In 2016, The Joint Commission released a QuickSafety issue on implicit bias in healthcare and recommended use of the Implicit Association Test (IAT), a computerized exercise that is designed to measure the test-taker's implicit preferences by bypassing conscious processing.45 The IAT is part of Project Implicit, a collaboration of researchers at Harvard University, the University of Virginia, and the University of Washington. The five-part test is designed to measure the “strength of associations between concepts (e.g., black people, gay people) and evaluations (e.g., good, bad) or stereotypes (e.g., athletic, clumsy).”46 Nurses can access it and take the test at https://implicit.harvard.edu/implicit/takeatest.html.

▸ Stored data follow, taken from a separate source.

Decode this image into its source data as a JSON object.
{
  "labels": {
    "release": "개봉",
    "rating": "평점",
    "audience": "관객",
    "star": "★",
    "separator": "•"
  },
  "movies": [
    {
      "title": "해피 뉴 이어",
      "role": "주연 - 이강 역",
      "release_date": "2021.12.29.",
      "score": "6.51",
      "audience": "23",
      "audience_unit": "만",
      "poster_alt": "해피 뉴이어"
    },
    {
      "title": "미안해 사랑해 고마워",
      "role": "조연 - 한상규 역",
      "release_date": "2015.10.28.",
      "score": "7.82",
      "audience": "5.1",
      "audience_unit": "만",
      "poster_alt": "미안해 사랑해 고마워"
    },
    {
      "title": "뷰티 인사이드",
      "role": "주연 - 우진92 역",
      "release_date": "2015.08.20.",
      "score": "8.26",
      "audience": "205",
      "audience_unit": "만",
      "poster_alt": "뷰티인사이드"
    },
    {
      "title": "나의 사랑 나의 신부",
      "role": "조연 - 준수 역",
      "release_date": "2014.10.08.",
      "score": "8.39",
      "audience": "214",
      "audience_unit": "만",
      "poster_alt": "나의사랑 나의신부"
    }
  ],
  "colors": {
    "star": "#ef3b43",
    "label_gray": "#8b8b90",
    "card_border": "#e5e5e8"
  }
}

Social determinants play an important role
As examined here, MPC are at greater risk of contracting the SARS-CoV-2 virus as well as becoming sick enough to be hospitalized with COVID-19. The reasons are many and complex, but the social determinants of health are at least partly responsible. Where people live and play, where they work, their access to healthcare, and their health status each play a role in the relative risk of becoming ill with SARS-CoV-2.
Nurses in any setting have a role during this pandemic. Simply stated, nurses must acknowledge their own implicit biases, learn about a patient's cultures by active listening, avoid stereotyping, and be a patient advocate.
Finally, I honor and salute all the nurses who have bravely cared for patients with COVID-19 throughout this pandemic.